Chapitre 3 (2/3)
Après un dernier cours d'anglais particulièrement ennuyant, Nathanaël regarda Fanny quitter le lycée en direction des locaux de l'IFSS.
Il se souvenait de ses dernières visites là-bas comme si c'était hier : le parquet, les murs blancs, les néons blafards, le vaste hall... Les larmes de Philippine. Les siennes. La panique d'être arraché à la seule personne qu'il considérait comme sa famille. Les regards austères de ceux qui l'avaient pris sous leur aile... Et puis, quelques mois plus tard, les larmes, à nouveau. De joie, cette fois. Le bonheur de retrouver sa mère de cœur, d'une telle intensité qu'il avait éclipsé la douleur pulsant dans ses articulations...

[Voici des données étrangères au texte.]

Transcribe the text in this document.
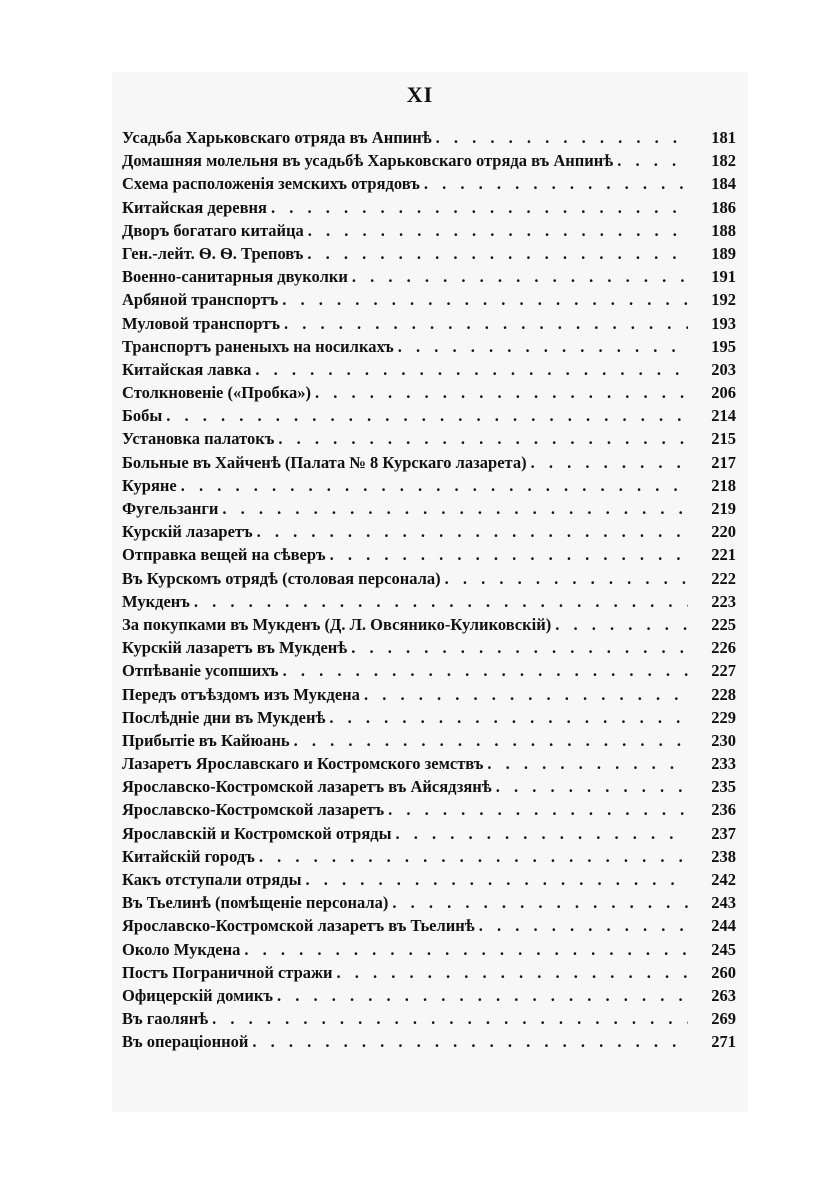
XI
Усадьба Харьковскаго отряда въ Анпинѣ . . .	181
Домашняя молельня въ усадьбѣ Харьковскаго отряда въ Анпинѣ . . .	182
Схема расположенія земскихъ отрядовъ . . .	184
Китайская деревня . . .	186
Дворъ богатаго китайца . . .	188
Ген.-лейт. Ѳ. Ѳ. Треповъ . . .	189
Военно-санитарныя двуколки . . .	191
Арбяной транспортъ . . .	192
Муловой транспортъ . . .	193
Транспортъ раненыхъ на носилкахъ . . .	195
Китайская лавка . . .	203
Столкновеніе («Пробка») . . .	206
Бобы . . .	214
Установка палатокъ . . .	215
Больные въ Хайченѣ (Палата № 8 Курскаго лазарета) . . .	217
Куряне . . .	218
Фугельзанги . . .	219
Курскій лазаретъ . . .	220
Отправка вещей на сѣверъ . . .	221
Въ Курскомъ отрядѣ (столовая персонала) . . .	222
Мукденъ . . .	223
За покупками въ Мукденъ (Д. Л. Овсянико-Куликовскій) . . .	225
Курскій лазаретъ въ Мукденѣ . . .	226
Отпѣваніе усопшихъ . . .	227
Передъ отъѣздомъ изъ Мукдена . . .	228
Послѣдніе дни въ Мукденѣ . . .	229
Прибытіе въ Кайюань . . .	230
Лазаретъ Ярославскаго и Костромского земствъ . . .	233
Ярославско-Костромской лазаретъ въ Айсядзянѣ . . .	235
Ярославско-Костромской лазаретъ . . .	236
Ярославскій и Костромской отряды . . .	237
Китайскій городъ . . .	238
Какъ отступали отряды . . .	242
Въ Тьелинѣ (помѣщеніе персонала) . . .	243
Ярославско-Костромской лазаретъ въ Тьелинѣ . . .	244
Около Мукдена . . .	245
Постъ Пограничной стражи . . .	260
Офицерскій домикъ . . .	263
Въ гаолянѣ . . .	269
Въ операціонной . . .	271
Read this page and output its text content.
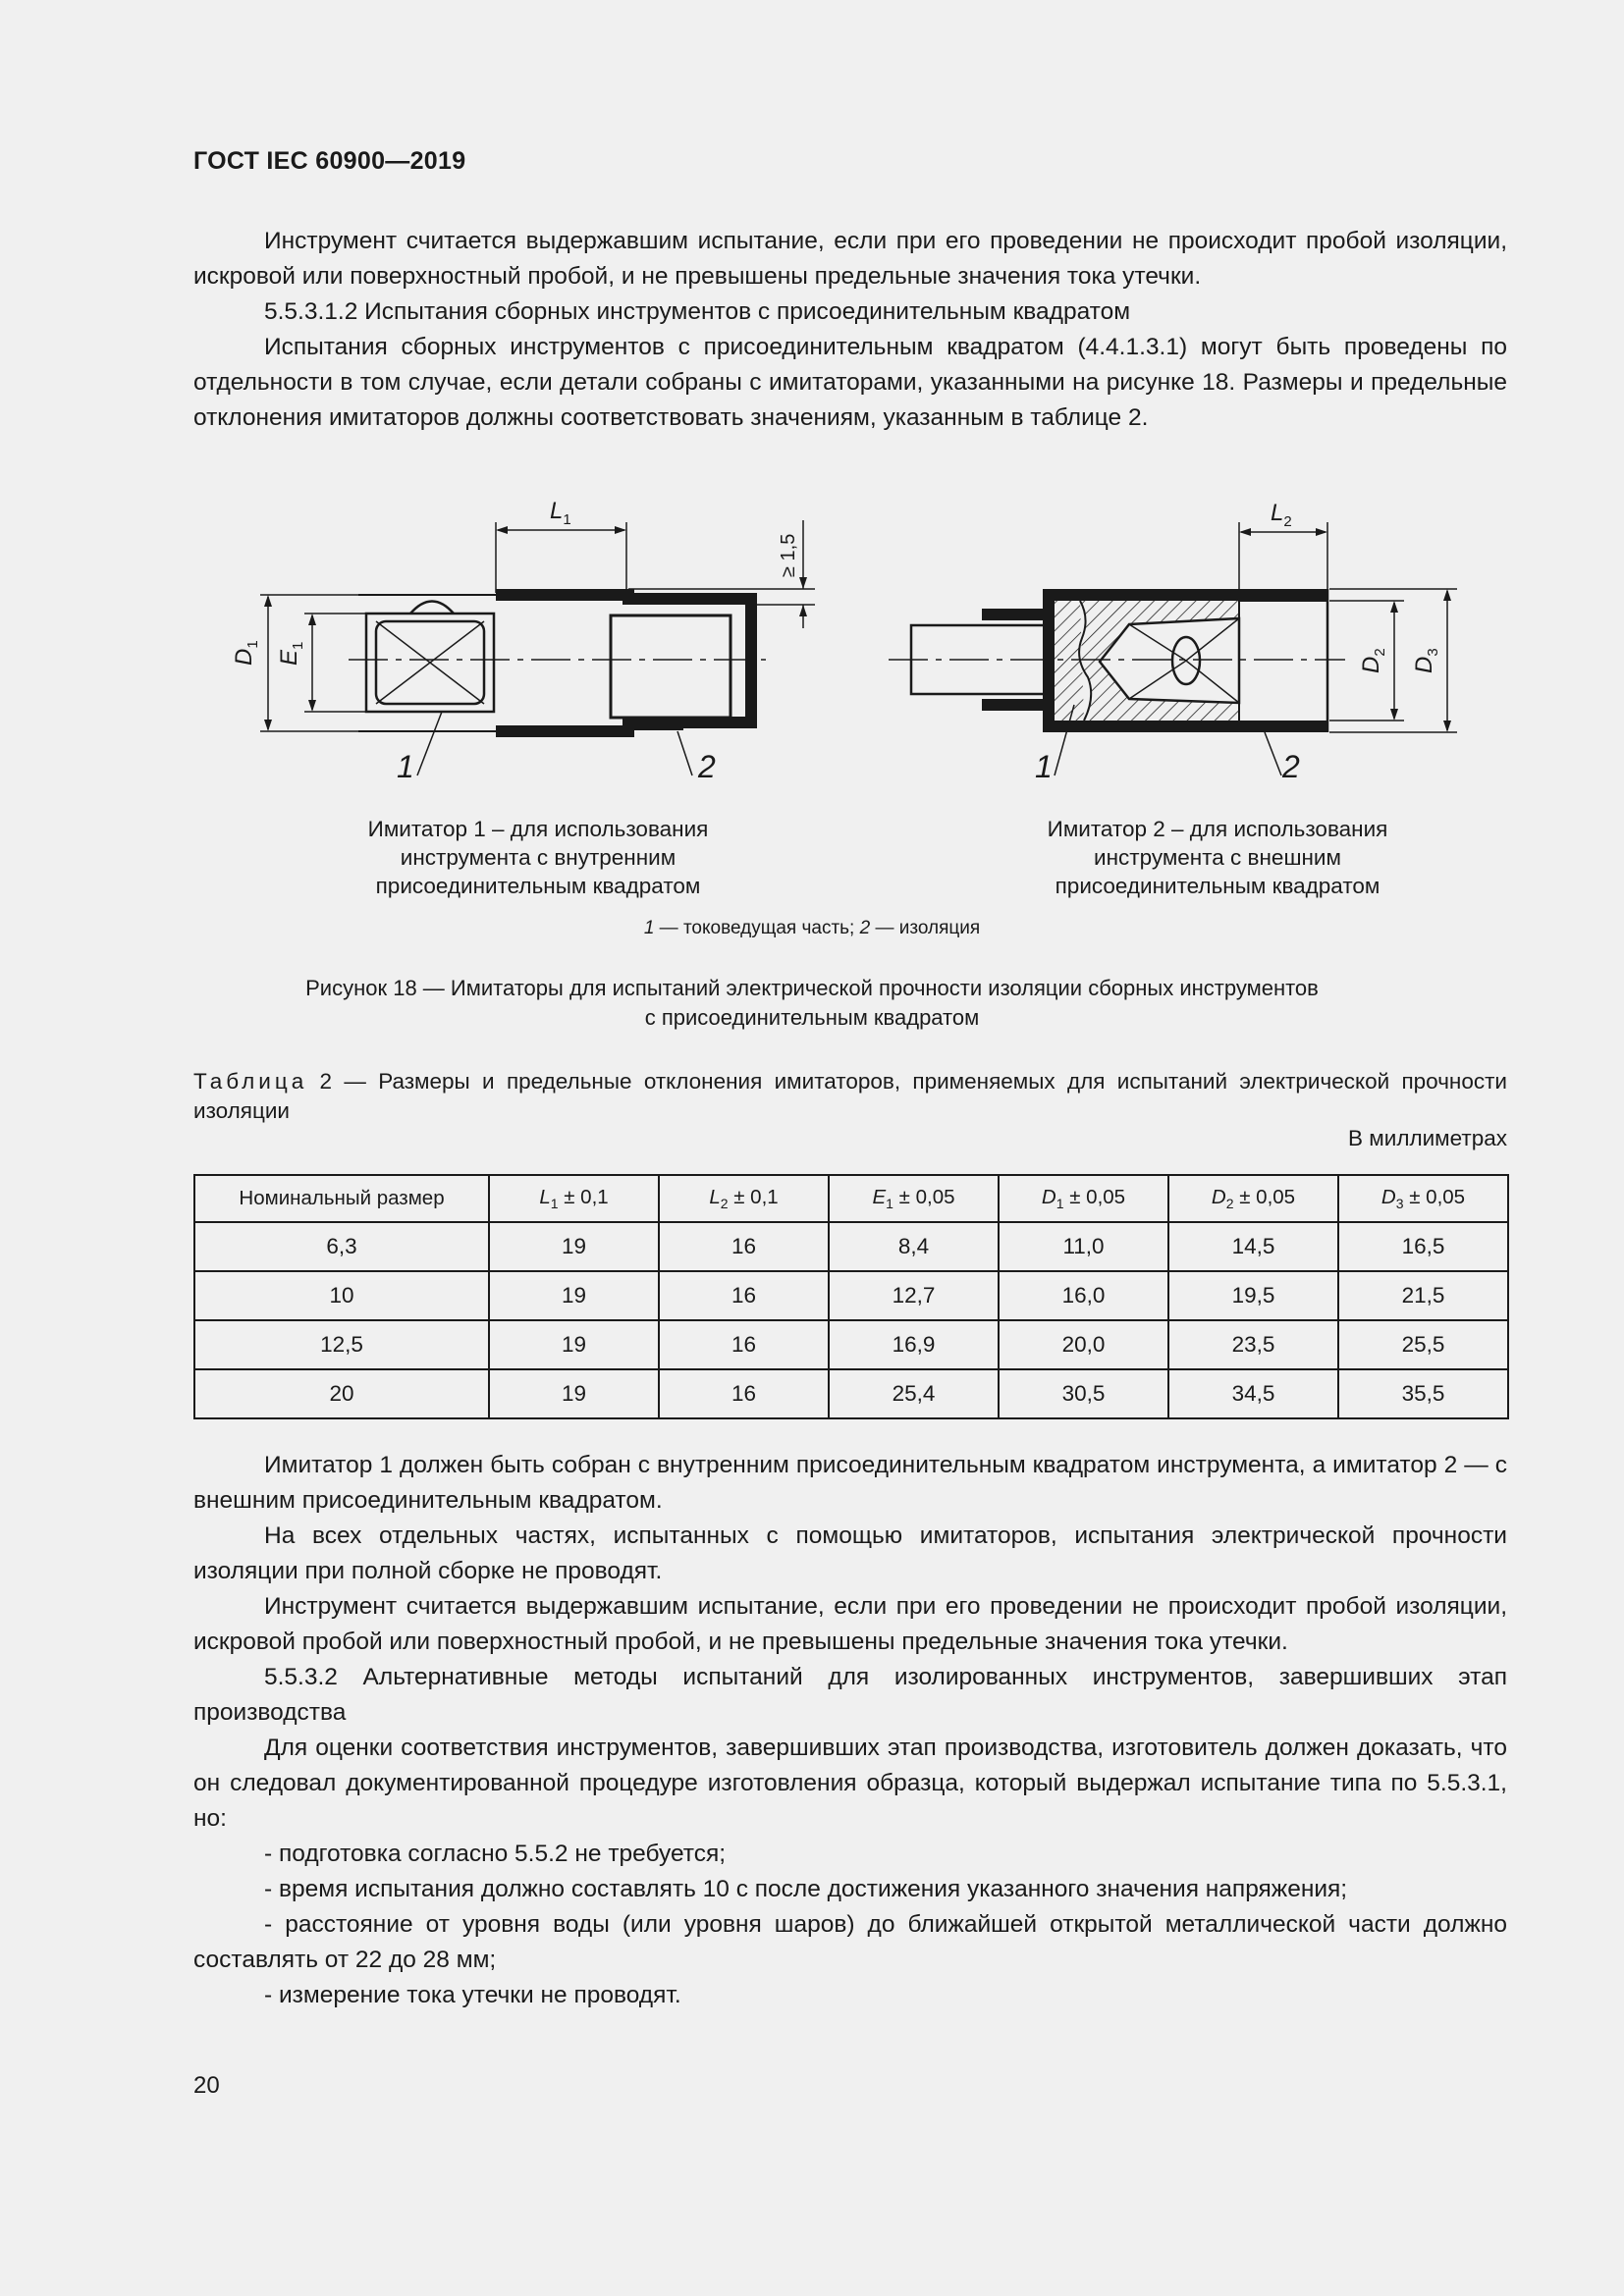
ГОСТ IEC 60900—2019

Инструмент считается выдержавшим испытание, если при его проведении не происходит пробой изоляции, искровой или поверхностный пробой, и не превышены предельные значения тока утечки.

5.5.3.1.2 Испытания сборных инструментов с присоединительным квадратом

Испытания сборных инструментов с присоединительным квадратом (4.4.1.3.1) могут быть проведены по отдельности в том случае, если детали собраны с имитаторами, указанными на рисунке 18. Размеры и предельные отклонения имитаторов должны соответствовать значениям, указанным в таблице 2.

$L_1$
$D_1$
$E_1$
≥ 1,5
1	2
$L_2$
$D_2$
$D_3$
1	2
Имитатор 1 – для использования
инструмента с внутренним
присоединительным квадратом
Имитатор 2 – для использования
инструмента с внешним
присоединительным квадратом
1 — токоведущая часть; 2 — изоляция
Рисунок 18 — Имитаторы для испытаний электрической прочности изоляции сборных инструментов
с присоединительным квадратом
Таблица 2 — Размеры и предельные отклонения имитаторов, применяемых для испытаний электрической прочности изоляции
В миллиметрах
Номинальный размер	$L_1 \pm 0,1$	$L_2 \pm 0,1$	$E_1 \pm 0,05$	$D_1 \pm 0,05$	$D_2 \pm 0,05$	$D_3 \pm 0,05$
6,3	19	16	8,4	11,0	14,5	16,5
10	19	16	12,7	16,0	19,5	21,5
12,5	19	16	16,9	20,0	23,5	25,5
20	19	16	25,4	30,5	34,5	35,5

Имитатор 1 должен быть собран с внутренним присоединительным квадратом инструмента, а имитатор 2 — с внешним присоединительным квадратом.

На всех отдельных частях, испытанных с помощью имитаторов, испытания электрической прочности изоляции при полной сборке не проводят.

Инструмент считается выдержавшим испытание, если при его проведении не происходит пробой изоляции, искровой пробой или поверхностный пробой, и не превышены предельные значения тока утечки.

5.5.3.2 Альтернативные методы испытаний для изолированных инструментов, завершивших этап производства

Для оценки соответствия инструментов, завершивших этап производства, изготовитель должен доказать, что он следовал документированной процедуре изготовления образца, который выдержал испытание типа по 5.5.3.1, но:

- подготовка согласно 5.5.2 не требуется;

- время испытания должно составлять 10 с после достижения указанного значения напряжения;

- расстояние от уровня воды (или уровня шаров) до ближайшей открытой металлической части должно составлять от 22 до 28 мм;

- измерение тока утечки не проводят.

20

En laissant Fanny arpenter ces mêmes couloirs, franchir ces mêmes portes, côtoyer ces mêmes personnes, ne la condamnait-il pas à souffrir tout autant que lui ? Un instant, il fut tenté de l'arrêter. Si elle voulait apprendre, il pouvait lui prêter des livres, lui expliquer, lui montrer...
Il secoua la tête pour en chasser cette idée absurde. Quand il repensait à leur dernière conversation, seul l'embarras lui revenait en mémoire. Alors des cours de médiumnité en tête-à-tête avec elle... Qu'allait-il donc s'imaginer ? La communication serait tellement catastrophique que les leçons prendraient des allures de séances de torture...
Mais tout se passerait bien pour Fanny : elle n'était pas orpheline et, à quinze ans, elle saurait se défendre.
Deux vibrations dans sa poche détournèrent son attention de sa camarade. Son portable affichait un nouveau message dans un style épistolaire qu'il connaissait bien.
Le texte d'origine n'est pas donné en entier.